In such cases as the popular vote cannot be determined, or should enough members withdraw such that the majority of Electors no longer fall under the compact, the states can just fall back to their previous methods for determining their elector distribution. That's already established in the compact for the latter case, if I recall, though I don't know that they've a specific provision for another state not publishing their popular vote count. But regardless, worst case scenario, it can just default back to how it already is now.

That would cause the compact to be ineffective, certainly, but still not constitutionally unsound or illegal.

But even that isn't really a true limitation. If they wanted to, they could also just decide to only consider the officially published vote counts of all the states that choose to report it to keep any rogue states from holding the compact hostage. Or they could even just only count the votes of those states in the compact if they so collectively chose, to. I doubt they would, but they could. Again, they have unbound latitude here. Hell, if they were so inclined they could collectively decide to elect the president with the first name in alphabetical order. What's to stop them?

[–] Armok_the_bunny@lemmy.world 1 points 2 days ago (1 children)

I don't think the compact allows for only counting votes from participating states, but otherwise yeah.

[–] kryptonianCodeMonkey@lemmy.world 1 points 2 days ago (1 children)

It doesnt now. Nothing stops them from agreeing to change the compact though.

[–] Armok_the_bunny@lemmy.world 1 points 2 days ago (1 children)

Making that change would be at least as difficult as getting it passed in the first place has been, probably harder, since for that to happen each state would need to pass a new law amending it.

[–] kryptonianCodeMonkey@lemmy.world 2 points 2 days ago* (last edited 2 days ago)

I wasn't suggesting that changing it so would be easy or simple. The point of the thread thus far was discussing the legality and effectiveness of such a compact.

Someone suggested that as it is now it would be challenged and overturned by the courts. I argued that it is well within the bounds of the language in the constitution and legal precedent.

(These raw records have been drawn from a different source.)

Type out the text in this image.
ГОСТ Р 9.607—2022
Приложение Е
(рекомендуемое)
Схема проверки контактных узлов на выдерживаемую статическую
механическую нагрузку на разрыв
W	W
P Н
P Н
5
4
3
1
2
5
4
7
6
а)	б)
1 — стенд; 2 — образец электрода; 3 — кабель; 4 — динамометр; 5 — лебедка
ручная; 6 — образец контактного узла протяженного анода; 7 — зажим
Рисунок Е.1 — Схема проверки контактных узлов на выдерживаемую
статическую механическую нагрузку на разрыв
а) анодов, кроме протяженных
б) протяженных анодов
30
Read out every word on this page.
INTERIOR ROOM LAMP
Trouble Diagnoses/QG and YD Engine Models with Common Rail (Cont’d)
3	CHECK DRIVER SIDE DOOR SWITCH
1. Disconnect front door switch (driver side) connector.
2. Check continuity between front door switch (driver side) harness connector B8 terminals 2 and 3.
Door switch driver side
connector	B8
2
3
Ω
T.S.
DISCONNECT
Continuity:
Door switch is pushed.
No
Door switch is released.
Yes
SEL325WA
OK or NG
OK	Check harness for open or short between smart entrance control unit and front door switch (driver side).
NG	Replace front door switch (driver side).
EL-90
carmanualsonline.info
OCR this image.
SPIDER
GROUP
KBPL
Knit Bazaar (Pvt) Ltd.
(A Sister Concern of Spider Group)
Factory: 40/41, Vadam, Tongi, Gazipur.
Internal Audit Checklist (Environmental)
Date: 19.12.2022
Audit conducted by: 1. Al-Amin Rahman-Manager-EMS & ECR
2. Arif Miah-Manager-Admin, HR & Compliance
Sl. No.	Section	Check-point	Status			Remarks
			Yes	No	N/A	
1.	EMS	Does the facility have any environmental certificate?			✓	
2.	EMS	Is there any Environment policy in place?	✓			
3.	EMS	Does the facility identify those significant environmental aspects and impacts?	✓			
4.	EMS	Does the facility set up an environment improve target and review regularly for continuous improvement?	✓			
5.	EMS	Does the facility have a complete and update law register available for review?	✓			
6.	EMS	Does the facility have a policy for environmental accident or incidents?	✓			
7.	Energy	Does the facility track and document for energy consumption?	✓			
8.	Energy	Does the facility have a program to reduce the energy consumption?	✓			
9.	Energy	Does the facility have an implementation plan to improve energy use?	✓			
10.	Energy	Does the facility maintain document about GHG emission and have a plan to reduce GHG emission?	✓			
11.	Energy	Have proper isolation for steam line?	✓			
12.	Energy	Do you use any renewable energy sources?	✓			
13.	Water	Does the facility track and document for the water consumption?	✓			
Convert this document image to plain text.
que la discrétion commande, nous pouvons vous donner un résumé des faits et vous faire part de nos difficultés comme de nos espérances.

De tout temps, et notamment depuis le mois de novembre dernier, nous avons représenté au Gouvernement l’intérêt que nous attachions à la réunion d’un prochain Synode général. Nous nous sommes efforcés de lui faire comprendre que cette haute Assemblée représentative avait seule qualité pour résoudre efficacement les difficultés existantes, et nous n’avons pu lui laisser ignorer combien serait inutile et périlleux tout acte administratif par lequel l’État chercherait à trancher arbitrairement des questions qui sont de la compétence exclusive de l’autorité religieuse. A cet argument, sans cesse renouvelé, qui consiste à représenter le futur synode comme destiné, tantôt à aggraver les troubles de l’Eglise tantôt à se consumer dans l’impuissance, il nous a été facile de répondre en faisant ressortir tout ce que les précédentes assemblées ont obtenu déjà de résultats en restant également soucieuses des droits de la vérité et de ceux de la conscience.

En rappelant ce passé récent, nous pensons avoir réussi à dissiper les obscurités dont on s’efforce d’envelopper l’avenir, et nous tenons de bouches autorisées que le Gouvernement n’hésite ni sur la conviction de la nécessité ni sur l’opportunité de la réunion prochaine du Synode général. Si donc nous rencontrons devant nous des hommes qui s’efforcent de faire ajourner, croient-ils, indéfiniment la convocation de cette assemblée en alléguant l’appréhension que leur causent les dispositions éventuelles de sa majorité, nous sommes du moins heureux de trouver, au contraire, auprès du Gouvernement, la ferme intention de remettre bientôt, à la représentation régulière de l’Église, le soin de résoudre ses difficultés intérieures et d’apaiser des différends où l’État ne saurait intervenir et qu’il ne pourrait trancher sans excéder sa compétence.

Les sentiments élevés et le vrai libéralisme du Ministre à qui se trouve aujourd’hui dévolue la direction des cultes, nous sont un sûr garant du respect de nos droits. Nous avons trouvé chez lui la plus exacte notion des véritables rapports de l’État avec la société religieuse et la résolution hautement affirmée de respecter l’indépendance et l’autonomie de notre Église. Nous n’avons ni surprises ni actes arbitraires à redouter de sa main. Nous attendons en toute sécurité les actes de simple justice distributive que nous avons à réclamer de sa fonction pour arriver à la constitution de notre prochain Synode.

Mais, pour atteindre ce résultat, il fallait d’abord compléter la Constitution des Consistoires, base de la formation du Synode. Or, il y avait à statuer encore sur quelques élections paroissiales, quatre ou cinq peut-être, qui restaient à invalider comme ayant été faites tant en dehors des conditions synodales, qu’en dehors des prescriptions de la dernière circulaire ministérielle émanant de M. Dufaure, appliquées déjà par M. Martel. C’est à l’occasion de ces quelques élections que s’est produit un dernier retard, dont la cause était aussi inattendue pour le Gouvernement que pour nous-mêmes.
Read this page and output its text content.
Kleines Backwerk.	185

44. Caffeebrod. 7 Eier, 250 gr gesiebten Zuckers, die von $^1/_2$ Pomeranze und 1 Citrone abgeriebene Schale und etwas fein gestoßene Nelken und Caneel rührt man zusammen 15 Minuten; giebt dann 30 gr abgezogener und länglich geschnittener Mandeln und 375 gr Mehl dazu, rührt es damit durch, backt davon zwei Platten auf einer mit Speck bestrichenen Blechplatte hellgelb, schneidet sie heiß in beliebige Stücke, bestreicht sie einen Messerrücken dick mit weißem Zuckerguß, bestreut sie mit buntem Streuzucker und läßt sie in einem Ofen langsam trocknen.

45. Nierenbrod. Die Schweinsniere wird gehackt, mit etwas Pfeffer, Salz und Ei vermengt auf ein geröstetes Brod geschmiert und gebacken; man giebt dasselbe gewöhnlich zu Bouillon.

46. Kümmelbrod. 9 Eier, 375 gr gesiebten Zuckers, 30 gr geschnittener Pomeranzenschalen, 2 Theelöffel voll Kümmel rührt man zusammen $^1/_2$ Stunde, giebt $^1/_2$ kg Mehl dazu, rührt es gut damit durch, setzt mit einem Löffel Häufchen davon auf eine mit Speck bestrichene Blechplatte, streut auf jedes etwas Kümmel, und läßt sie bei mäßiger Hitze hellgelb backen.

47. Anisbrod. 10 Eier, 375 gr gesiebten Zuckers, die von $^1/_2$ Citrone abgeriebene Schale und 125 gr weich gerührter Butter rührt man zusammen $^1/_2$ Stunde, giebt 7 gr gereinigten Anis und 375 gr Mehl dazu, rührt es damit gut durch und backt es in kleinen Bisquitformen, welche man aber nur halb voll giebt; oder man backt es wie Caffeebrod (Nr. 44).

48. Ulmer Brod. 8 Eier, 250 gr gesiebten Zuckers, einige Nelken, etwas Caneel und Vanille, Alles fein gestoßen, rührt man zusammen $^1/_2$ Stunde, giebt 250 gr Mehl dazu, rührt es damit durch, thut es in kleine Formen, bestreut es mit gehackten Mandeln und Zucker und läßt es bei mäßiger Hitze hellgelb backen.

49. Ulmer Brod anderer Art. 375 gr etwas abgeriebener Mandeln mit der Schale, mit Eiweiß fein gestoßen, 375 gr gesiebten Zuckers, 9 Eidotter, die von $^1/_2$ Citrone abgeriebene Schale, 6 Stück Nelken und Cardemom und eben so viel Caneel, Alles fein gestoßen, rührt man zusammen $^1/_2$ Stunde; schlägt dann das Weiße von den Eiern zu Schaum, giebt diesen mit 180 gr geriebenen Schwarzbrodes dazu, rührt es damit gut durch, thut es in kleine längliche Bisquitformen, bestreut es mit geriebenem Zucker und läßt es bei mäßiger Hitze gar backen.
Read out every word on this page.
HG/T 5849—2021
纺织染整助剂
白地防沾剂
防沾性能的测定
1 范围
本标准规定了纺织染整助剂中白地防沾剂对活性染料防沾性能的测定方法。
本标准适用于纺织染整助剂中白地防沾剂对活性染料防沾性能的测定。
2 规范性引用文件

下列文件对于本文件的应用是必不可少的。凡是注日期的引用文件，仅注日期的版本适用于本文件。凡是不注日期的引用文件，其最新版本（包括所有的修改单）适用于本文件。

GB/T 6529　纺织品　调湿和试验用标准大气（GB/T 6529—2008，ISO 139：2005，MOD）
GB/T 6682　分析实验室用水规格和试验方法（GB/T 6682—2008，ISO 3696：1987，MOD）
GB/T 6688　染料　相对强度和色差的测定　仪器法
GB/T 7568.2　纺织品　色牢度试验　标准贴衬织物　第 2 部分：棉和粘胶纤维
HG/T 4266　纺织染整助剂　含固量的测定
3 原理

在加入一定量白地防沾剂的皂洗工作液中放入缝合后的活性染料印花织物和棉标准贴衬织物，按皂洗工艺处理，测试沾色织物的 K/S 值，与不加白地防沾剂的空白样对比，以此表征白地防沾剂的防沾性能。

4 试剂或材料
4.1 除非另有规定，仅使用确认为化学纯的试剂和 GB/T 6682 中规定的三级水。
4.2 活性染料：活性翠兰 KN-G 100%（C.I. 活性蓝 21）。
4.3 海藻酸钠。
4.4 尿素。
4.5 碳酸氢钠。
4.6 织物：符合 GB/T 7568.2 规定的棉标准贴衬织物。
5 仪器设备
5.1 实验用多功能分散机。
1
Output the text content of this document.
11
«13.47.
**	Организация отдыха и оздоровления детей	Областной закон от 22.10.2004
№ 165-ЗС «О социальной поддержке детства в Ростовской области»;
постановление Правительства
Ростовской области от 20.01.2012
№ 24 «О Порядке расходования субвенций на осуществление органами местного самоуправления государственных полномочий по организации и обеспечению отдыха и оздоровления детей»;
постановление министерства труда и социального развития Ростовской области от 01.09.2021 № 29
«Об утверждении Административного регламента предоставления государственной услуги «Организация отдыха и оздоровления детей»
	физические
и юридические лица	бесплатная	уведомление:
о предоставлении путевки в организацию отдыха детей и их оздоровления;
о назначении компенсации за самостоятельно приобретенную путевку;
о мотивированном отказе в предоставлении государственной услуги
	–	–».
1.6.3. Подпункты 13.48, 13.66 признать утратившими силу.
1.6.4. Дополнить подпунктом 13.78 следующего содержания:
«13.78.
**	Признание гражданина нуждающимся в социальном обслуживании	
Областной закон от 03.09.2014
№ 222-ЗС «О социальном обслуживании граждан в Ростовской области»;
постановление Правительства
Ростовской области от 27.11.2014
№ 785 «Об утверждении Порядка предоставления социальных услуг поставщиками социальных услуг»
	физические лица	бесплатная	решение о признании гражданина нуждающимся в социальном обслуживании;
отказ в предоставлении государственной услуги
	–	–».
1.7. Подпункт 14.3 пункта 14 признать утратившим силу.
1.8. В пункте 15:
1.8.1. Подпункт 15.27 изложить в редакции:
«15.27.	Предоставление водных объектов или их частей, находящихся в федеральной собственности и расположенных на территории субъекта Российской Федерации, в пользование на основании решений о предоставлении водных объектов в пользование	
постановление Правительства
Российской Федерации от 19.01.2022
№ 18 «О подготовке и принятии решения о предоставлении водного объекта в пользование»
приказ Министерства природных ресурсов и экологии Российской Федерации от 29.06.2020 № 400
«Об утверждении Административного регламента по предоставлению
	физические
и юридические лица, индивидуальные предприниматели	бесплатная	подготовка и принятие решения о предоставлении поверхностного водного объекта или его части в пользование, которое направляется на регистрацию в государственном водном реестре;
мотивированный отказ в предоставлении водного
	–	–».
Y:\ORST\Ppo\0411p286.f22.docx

And someone else suggested that would all but be overturned if any state withheld their voting numbers or if any state in the compact withdrew. I was agreeing that it could be stymied by such things under the current terms of the compact, but also pointing out that the compact can be changed by those in it to make it more resilient/impervious to external sabotage and to mitigate the risks of a schism while still remaining in constitutional bounds.

The difficulty of that change is not nothing, for sure, but still far easier than a constitutional amendment.